Human bone marrow multipotent mesenchymal stromal cell (hMSC) number decreases with aging. Subpopulations of hMSCs can differentiate into cells found in bone, vasculature, cartilage, gut, and other tissues and participate in their repair. Maintaining throughout adult life such cell subpopulations should help prevent or delay the onset of age-related degenerative conditions. Low oxygen tension, the physiological environment in progenitor cell-rich regions of the bone marrow microarchitecture, stimulates the self-renewal of marrow-isolated adult multilineage inducible (MIAMI) cells and expression of Sox2, Nanog, Oct4a nuclear accumulation, Notch intracellular domain, notch target genes, neuronal transcriptional repressor element 1 (RE1)-silencing transcription factor (REST), and hypoxia-inducible factor-1 alpha (HIF-1α), and additionally, by decreasing the expression of (i) the proapoptotic proteins, apoptosis-inducing factor (AIF) and Bak, and (ii) senescence-associated p53 expression and β-galactosidase activity. Furthermore, low oxygen increases canonical Wnt pathway signaling coreceptor Lrp5 expression, and PI3K/Akt pathway activation. Lrp5 inhibition decreases self-renewal marker Sox2 mRNA, Oct4a nuclear accumulation, and cell numbers. Wortmannin-mediated PI3K/Akt pathway inhibition leads to increased osteoblastic differentiation at both low and high oxygen tension. We demonstrate that low oxygen stimulates a complex signaling network involving PI3K/Akt, Notch, and canonical Wnt pathways, which mediate the observed increase in nuclear Oct4a and REST, with simultaneous decrease in p53, AIF, and Bak. Collectively, these pathway activations contribute to increased self-renewal with concomitant decreased differentiation, cell cycle arrest, apoptosis, and/or senescence in MIAMI cells. Importantly, the PI3K/Akt pathway plays a central mechanistic role in the oxygen tension-regulated self-renewal versus osteoblastic differentiation of progenitor cells.

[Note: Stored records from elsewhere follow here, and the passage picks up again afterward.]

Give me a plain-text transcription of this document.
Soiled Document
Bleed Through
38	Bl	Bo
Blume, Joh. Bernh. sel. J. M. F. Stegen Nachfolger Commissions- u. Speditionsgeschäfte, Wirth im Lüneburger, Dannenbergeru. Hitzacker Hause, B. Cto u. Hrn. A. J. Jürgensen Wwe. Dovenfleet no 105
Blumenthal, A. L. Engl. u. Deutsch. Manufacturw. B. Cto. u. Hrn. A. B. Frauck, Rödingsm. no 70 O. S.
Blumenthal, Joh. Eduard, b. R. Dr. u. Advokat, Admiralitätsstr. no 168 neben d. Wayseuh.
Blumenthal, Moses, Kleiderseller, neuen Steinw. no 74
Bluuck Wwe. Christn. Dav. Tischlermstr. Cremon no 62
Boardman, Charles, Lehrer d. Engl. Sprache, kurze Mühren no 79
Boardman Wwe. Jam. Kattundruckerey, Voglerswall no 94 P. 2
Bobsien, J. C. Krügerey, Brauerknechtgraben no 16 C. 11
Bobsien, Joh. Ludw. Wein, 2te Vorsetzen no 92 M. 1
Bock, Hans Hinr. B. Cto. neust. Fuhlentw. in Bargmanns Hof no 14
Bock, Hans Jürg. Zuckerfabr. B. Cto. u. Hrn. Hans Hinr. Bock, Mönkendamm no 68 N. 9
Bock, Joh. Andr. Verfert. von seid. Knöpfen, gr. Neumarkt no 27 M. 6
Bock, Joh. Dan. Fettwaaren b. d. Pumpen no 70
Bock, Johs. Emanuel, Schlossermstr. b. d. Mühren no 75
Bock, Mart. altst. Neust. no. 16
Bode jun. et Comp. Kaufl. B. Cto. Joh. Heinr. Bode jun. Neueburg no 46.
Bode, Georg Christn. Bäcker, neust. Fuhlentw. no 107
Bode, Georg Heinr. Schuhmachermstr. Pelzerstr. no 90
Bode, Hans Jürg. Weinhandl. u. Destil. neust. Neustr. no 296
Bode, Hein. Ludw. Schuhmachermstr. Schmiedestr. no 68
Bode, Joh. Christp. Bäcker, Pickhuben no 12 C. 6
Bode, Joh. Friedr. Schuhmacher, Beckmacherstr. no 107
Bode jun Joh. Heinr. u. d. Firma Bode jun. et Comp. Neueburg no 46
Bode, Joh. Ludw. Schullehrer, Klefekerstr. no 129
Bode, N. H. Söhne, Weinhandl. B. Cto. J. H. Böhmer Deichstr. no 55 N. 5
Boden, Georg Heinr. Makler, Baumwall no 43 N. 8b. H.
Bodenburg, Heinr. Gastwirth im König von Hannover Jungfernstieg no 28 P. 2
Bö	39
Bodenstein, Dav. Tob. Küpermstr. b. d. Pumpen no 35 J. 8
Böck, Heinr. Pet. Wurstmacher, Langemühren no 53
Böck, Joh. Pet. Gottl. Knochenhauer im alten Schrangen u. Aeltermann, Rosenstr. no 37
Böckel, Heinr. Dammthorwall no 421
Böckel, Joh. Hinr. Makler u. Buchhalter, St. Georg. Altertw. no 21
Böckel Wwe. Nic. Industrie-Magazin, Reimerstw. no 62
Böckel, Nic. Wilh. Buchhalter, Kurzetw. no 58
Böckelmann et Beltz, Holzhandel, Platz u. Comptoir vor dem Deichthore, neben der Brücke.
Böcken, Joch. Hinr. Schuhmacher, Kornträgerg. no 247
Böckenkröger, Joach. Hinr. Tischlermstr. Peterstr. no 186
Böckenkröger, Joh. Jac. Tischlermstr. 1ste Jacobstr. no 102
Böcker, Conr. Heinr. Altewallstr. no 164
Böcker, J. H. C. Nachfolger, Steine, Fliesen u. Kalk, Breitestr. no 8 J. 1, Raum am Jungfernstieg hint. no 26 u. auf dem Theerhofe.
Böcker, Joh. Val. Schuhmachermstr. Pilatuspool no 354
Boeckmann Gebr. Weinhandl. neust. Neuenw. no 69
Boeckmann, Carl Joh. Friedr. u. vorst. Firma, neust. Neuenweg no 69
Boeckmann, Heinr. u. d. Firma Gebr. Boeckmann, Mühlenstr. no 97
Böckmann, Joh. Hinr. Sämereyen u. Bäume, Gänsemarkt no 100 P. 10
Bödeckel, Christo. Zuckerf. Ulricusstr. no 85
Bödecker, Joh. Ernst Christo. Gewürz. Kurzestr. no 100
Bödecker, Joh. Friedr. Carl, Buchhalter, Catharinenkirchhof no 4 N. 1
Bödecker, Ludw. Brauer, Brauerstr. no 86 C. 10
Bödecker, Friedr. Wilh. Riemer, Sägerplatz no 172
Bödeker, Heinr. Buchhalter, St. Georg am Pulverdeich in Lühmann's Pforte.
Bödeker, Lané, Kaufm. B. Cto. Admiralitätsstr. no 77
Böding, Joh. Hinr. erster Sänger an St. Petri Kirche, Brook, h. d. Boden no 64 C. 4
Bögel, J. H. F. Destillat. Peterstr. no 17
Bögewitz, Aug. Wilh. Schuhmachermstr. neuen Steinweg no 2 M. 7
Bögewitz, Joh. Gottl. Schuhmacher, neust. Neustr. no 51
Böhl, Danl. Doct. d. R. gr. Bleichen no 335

人类骨髓多能间充质基质细胞(hMSC)数量随衰老而减少。hMSC亚群可分化为存在于骨骼、脉管系统、软骨、肠道及其他组织中的细胞,并参与这些组织的修复。在成年期维持此类细胞亚群应有助于预防或延缓与年龄相关的退行性疾病的发生。低氧张力是骨髓微结构中富含祖细胞区域的生理环境,可刺激骨髓分离的成年多谱系诱导(MIAMI)细胞的自我更新以及Sox2、Nanog、Oct4a核积累、Notch细胞内结构域、Notch靶基因、神经元转录抑制元件1(RE1)-沉默转录因子(REST)和缺氧诱导因子-1α(HIF-1α)的表达,此外,还可通过降低(i)促凋亡蛋白凋亡诱导因子(AIF)和Bak以及(ii)衰老相关p53表达和β-半乳糖苷酶活性来实现。此外,低氧可增加经典Wnt通路信号共受体Lrp5的表达以及PI3K/Akt通路的激活。Lrp5抑制会降低自我更新标志物Sox2 mRNA、Oct4a核积累和细胞数量。渥曼青霉素介导的PI3K/Akt通路抑制在低氧和高氧张力下均导致成骨细胞分化增加。我们证明,低氧刺激了一个涉及PI3K/Akt、Notch和经典Wnt通路的复杂信号网络,该网络介导了观察到的核Oct4a和REST增加,同时p53、AIF和Bak减少。总的来说,这些通路激活有助于MIAMI细胞自我更新增加,同时分化、细胞周期停滞、凋亡和/或衰老减少。重要的是,PI3K/Akt通路在氧张力调节祖细胞的自我更新与成骨细胞分化中起着核心机制作用。